How are you finding the startups in your portfolio?
Relationships play a big part: Many of the introductions to founders we’ve partnered with come in from people in our networks—from limited partners, founders in our portfolio, from fellow investors, etc. We’ve worked to actively deepen connectivity with the academic institutions and labs that groundbreaking tech emerges from, and with entrepreneurs in geographies that are less represented in our portfolio right now. But for the most part, founders find their way to us because we’ve built the leading brand in the space, and they trust us because we can speak their language and share their mission. The backgrounds of folks on our team are far from the norm when it comes to venture; for the most part, we’re science nerds, engineers, policy wonks. . . . We’re climate folks through and through, and that’s intentional; it shapes the communities we’re tapped into, and it means we deeply understand the technologies founders are building and the markets they’re selling into.

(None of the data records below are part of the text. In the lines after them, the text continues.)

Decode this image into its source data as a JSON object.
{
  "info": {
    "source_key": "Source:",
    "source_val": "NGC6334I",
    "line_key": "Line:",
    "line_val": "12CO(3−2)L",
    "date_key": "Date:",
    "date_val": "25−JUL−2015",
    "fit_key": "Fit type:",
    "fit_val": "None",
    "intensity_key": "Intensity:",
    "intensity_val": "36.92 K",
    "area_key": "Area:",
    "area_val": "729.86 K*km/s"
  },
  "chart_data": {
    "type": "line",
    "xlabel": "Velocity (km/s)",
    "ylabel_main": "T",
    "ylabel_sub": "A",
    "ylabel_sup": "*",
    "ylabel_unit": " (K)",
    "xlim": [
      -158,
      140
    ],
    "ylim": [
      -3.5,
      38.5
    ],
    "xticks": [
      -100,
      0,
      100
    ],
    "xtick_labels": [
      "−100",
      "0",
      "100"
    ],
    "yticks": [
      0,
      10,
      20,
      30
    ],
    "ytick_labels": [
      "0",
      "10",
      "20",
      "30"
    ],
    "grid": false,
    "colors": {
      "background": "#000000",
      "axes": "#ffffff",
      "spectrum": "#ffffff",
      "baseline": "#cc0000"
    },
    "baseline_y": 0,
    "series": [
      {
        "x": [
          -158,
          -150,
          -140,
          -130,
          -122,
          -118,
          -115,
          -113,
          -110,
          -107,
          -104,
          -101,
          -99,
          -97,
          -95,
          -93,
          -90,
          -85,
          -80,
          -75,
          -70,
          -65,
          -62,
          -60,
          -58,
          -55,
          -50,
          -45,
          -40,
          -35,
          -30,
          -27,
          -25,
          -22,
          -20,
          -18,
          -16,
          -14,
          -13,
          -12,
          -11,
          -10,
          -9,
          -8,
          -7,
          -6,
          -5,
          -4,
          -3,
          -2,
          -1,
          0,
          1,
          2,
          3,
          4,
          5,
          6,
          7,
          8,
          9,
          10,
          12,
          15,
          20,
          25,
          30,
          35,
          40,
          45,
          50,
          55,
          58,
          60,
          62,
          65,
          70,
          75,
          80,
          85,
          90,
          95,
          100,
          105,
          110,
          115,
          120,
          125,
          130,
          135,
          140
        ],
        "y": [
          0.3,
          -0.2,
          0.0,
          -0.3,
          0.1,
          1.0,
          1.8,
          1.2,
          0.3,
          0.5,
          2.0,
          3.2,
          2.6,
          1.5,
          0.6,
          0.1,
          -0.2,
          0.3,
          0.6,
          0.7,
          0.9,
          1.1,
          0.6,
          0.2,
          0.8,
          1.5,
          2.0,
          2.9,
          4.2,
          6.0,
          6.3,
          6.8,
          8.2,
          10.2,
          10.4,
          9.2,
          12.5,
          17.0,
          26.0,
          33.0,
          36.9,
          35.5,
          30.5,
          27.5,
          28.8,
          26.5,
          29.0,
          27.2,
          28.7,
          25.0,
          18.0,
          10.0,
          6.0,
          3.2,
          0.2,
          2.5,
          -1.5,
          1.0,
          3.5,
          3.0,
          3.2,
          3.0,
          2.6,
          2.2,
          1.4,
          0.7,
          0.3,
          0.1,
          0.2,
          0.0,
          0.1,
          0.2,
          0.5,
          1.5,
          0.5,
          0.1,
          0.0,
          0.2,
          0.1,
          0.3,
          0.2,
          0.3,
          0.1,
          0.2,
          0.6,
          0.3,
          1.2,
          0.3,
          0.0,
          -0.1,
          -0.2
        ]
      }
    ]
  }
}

When you get an email from a founder, what are you looking for? What makes you want to learn more about a startup and set up a meeting?
When I’m deciding whether or not to take a first call with a founder, I’m looking for four things: 1) Stage fit—we like to partner with teams early, generally at the pre-seed or seed stage of company building. 2) Thesis fit—we’re looking for founders making products that are better, faster, sexier, cheaper than the carbon-intensive incumbents. 3) Climate impact—founders should be tackling industries that represent a big chunk of global emissions, or areas where the impacts of climate change will be most significant. And 4) storytelling/communication—founders need to understand and be able to communicate in clear, compelling terms why now is the time, and why they have an unfair advantage that makes their success inevitable. Being able to nail the delivery of those two points is a proxy for a founder’s ability to sell their product further down the road.
What are examples of the types of questions you ask founders?
- Why now? What’s changed in the past few years that makes your technology and business possible now?
- What’s your unfair advantage? If the answer is “me/our team,” why are you one of 10 people in the world who could build what you’re building?
- If you succeed, how will that affect concentrations of greenhouse gases in the atmosphere?
If you’re interested after a pitch, what are the next steps, and how long does it typically take before a startup could get funded?
We pride ourselves on our ability to move quickly. We’re nimble and flexible: Our investment committee can meet late on a Friday night if needed and generally, we move through our diligence process on the order of weeks, not months. Sometimes, things can take longer than that if it’s a space we’re learning about for the first time, but other times we can make an offer 24 hours after meeting a founder if that’s what’s required to win.
Any other advice you’d give early-stage founders?
First, get feedback early and don’t let a “no” discourage you. This is a field that requires grit and tenacity and the sooner you get real about red flags in your business model or tech, the more quickly you can pivot to something that has a real shot at healing the planet.
Second, and most importantly, there has never been a better time to start a climate tech company. Get building! And once you do, reach out.